Michael Shurkin
One of the odder bits of dogma one frequently encounters in policy circles is the idea that conflicts have “no military solution.” For example, on 12 November 2024, US Ambassador to the United Nations Linda Thomas-Greenfield asserted before the UN Security Council the following regarding Sudan’s civil war:
There is, quite simply, no military solution to this crisis. None. All countries should cease providing military support to the belligerents. And every one of us must continue to press the parties to return to the negotiating table with the aim of ending this conflict.
Taken at face value, the statement is not remarkable. But this is far from being the only time a senior U.S. diplomat or any other senior diplomat has made this assertion about seemingly intractable conflicts. A simple google search with the terms “State Department” and “no military solution” turns up such nuggets as the U.S. Special Representative to Afghanistan Zalmay Khalilzad insisting on 3 August 2021 that there was “no military solution” to the Afghanistan War. He was echoing a State Department spokesman’s statement in 2011 that there was “no military solution” to the Afghanistan War. On 12 September 2022, Secretary of State Anthony Blinken opined that there was “no military solution” to the conflict between Armenia and Azerbaijan.

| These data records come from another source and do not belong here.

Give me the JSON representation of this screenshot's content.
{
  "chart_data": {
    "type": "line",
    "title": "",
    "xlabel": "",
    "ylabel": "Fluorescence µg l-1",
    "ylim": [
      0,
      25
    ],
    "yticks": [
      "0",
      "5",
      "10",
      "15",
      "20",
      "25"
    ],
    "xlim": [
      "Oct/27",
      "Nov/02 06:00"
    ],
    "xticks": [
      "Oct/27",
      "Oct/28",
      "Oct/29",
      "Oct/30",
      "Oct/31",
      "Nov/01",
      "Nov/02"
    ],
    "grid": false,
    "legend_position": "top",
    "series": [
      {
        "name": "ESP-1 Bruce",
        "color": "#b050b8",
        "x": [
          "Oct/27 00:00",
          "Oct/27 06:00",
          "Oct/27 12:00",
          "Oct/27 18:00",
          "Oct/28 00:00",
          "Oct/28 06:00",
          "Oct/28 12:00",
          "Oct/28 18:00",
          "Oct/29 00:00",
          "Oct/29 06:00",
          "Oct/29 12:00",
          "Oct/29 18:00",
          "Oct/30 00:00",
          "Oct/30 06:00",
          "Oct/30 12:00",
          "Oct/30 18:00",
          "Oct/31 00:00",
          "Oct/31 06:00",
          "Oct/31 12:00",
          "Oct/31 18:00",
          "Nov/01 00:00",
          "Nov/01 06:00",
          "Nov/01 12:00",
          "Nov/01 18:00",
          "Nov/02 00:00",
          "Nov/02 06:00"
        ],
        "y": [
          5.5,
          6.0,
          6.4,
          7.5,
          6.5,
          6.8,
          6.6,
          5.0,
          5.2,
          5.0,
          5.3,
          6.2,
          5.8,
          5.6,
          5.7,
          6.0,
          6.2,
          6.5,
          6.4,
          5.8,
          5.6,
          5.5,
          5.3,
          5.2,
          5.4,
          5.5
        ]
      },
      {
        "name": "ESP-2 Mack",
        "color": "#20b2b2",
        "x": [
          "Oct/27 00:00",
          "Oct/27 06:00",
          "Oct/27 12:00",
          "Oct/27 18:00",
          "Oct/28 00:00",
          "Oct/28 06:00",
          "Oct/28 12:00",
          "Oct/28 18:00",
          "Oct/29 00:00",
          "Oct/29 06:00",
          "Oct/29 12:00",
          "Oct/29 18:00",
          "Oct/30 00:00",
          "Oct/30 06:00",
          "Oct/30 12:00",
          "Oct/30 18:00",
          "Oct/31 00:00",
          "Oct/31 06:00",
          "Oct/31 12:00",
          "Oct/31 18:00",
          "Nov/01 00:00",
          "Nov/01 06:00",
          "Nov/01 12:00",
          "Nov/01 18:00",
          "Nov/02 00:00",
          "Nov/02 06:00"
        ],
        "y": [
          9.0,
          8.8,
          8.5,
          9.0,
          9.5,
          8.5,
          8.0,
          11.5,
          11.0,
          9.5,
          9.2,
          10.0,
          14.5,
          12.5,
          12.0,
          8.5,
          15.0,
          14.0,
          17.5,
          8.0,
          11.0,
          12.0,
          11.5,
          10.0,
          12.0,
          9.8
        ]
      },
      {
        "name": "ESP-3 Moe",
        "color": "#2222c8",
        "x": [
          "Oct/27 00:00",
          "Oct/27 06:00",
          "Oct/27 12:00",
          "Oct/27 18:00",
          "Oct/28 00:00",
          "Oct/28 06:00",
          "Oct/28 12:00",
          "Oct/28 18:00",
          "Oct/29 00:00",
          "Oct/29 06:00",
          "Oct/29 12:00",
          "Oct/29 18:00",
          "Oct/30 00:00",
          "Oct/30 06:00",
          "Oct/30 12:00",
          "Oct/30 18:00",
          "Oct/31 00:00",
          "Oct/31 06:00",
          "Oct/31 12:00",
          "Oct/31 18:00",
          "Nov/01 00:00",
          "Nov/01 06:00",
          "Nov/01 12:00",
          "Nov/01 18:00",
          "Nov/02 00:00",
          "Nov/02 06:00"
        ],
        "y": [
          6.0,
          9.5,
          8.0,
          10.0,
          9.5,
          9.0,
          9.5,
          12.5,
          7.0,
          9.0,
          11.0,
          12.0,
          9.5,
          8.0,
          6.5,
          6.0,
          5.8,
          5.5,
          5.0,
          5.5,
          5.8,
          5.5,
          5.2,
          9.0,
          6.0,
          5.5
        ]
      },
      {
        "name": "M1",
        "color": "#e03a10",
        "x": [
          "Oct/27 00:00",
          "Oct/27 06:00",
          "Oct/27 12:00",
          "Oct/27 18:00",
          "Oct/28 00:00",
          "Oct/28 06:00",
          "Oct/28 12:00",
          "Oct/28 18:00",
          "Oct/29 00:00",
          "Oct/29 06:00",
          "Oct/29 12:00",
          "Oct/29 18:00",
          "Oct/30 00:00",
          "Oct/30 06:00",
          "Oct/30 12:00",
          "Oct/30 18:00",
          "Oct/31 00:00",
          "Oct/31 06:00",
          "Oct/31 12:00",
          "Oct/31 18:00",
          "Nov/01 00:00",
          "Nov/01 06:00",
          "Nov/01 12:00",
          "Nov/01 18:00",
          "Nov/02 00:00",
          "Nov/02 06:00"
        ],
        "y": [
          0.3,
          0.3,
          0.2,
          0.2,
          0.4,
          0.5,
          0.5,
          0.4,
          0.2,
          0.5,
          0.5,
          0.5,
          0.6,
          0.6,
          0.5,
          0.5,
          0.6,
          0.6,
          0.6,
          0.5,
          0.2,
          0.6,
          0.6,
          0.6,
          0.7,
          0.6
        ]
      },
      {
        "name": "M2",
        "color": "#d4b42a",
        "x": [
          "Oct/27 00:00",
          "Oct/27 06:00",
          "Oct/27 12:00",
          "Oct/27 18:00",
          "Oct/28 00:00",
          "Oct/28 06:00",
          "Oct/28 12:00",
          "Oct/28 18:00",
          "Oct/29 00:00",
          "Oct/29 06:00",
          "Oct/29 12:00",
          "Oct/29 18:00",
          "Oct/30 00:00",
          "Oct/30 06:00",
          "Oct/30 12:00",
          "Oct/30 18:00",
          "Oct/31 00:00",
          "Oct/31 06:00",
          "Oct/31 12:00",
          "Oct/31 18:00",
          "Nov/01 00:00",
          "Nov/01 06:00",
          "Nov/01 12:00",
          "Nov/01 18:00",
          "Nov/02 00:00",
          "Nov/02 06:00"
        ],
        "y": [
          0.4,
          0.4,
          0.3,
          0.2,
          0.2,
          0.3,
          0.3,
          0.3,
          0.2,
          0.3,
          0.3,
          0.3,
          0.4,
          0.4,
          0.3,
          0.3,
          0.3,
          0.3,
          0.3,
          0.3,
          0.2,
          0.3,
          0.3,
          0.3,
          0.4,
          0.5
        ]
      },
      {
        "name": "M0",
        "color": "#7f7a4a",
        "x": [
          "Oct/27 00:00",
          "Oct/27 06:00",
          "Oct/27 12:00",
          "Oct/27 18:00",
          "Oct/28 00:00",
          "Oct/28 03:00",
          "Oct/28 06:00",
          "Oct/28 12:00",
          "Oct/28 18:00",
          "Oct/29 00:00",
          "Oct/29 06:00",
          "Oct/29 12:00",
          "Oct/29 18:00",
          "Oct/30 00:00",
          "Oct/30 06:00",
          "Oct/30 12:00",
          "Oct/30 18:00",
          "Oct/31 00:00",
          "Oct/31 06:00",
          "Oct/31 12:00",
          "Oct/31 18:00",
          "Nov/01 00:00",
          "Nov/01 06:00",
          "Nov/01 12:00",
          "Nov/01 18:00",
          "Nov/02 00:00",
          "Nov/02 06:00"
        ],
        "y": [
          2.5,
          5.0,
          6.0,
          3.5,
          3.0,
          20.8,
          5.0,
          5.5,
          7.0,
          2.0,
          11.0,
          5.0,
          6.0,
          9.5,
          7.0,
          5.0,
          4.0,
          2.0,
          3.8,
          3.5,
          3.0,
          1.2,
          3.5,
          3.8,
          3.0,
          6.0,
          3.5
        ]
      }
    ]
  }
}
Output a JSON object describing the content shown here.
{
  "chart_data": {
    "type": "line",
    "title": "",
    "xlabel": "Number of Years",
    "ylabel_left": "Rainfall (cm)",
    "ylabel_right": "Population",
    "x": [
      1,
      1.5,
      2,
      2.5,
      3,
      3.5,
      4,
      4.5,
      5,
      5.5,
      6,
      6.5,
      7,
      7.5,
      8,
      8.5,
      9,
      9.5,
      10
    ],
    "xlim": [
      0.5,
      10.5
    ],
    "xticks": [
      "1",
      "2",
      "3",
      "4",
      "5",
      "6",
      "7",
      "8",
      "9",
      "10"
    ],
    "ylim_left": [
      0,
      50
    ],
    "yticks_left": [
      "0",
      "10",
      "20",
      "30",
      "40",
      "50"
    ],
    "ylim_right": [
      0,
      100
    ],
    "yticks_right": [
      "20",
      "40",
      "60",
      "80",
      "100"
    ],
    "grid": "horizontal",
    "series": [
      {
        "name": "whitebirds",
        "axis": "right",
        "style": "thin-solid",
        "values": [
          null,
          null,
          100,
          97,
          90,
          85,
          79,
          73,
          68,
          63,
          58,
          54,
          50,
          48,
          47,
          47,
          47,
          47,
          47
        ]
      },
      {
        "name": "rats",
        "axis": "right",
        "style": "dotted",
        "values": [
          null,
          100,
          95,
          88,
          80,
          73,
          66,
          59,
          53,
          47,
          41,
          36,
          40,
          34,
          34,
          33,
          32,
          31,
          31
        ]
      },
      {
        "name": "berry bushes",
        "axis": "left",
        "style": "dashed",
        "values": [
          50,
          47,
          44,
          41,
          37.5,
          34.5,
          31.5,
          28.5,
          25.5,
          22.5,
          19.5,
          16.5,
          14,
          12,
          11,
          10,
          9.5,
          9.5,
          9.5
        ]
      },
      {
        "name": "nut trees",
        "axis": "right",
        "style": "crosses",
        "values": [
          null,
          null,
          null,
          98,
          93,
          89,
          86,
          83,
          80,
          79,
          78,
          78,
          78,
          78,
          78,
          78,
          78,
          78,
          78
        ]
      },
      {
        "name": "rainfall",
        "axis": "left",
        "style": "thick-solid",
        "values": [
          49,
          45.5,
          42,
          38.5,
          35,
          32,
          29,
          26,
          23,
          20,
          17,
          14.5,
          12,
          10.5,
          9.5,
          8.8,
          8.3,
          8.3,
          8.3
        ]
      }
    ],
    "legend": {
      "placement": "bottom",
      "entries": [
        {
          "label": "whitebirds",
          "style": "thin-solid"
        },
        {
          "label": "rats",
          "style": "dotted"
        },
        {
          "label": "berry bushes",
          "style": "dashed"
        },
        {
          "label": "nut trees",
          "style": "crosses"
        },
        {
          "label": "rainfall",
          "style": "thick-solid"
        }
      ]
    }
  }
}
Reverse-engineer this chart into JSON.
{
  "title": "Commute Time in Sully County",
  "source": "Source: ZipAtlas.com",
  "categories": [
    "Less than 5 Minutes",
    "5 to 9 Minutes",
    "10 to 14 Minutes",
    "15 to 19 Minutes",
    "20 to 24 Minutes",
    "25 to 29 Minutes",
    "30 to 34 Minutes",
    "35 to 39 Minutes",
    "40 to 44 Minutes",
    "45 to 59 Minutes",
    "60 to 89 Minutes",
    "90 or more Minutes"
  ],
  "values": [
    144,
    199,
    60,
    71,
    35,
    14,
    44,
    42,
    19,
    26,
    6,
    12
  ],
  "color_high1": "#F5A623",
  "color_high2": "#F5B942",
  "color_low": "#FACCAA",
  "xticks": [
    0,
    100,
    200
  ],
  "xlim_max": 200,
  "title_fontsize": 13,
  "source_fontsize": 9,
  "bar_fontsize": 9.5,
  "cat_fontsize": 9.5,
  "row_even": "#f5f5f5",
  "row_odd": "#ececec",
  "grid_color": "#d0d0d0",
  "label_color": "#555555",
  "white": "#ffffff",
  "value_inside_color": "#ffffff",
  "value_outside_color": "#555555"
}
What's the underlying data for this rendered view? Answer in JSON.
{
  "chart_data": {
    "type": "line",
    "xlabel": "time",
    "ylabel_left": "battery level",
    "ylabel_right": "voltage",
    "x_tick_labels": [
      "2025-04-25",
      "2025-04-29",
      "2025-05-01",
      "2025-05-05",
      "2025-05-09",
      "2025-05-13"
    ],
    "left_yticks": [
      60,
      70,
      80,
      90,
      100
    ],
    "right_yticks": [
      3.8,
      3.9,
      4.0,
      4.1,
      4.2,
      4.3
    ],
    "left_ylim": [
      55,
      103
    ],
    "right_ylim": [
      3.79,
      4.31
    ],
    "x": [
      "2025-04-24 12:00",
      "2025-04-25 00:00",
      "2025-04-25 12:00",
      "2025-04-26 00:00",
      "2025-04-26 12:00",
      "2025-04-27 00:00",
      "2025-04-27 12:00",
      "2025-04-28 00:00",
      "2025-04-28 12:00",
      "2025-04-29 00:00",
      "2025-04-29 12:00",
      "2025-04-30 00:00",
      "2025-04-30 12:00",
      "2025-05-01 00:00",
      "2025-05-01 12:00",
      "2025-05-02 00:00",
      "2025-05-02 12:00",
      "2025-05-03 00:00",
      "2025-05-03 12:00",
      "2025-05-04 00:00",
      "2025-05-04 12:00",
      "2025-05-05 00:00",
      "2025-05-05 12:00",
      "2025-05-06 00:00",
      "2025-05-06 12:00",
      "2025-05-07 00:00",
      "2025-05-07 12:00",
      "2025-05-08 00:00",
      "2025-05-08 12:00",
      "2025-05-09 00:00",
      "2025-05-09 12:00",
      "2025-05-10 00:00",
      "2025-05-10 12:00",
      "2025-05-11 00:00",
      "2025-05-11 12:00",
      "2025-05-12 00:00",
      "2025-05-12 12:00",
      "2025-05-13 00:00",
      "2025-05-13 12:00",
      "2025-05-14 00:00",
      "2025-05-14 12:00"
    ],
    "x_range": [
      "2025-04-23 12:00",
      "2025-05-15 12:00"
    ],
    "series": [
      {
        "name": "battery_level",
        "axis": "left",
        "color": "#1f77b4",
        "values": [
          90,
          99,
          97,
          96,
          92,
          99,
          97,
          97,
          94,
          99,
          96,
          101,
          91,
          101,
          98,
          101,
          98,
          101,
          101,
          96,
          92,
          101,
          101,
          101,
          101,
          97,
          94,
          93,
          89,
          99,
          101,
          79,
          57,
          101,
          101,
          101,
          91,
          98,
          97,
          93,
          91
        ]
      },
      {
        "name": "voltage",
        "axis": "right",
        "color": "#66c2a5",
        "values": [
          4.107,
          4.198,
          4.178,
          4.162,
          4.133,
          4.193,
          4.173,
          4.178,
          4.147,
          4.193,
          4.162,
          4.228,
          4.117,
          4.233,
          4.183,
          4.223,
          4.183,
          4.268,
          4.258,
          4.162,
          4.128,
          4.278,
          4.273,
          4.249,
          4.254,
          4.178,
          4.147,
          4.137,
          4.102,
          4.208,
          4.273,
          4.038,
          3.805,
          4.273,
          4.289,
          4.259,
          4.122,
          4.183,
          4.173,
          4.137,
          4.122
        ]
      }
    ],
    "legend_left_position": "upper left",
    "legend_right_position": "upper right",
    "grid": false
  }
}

Similarly, on 9 November 2022, another State Department spokesperson said that there was “no military solution” to the war in Libya. On 7 December 2014, a Washington Post columnist took the Obama Administration to task for insisting there was “no military solution” to no less than three conflicts (Iraq, Syria, and Ukraine). On 1 June 2006, Richard A. Boucher, Assistant Secretary of State for South and Central Asia, affirmed that there “is no military solution” to the conflict in Sri Lanka between the Sri Lankan government and Tamil rebels.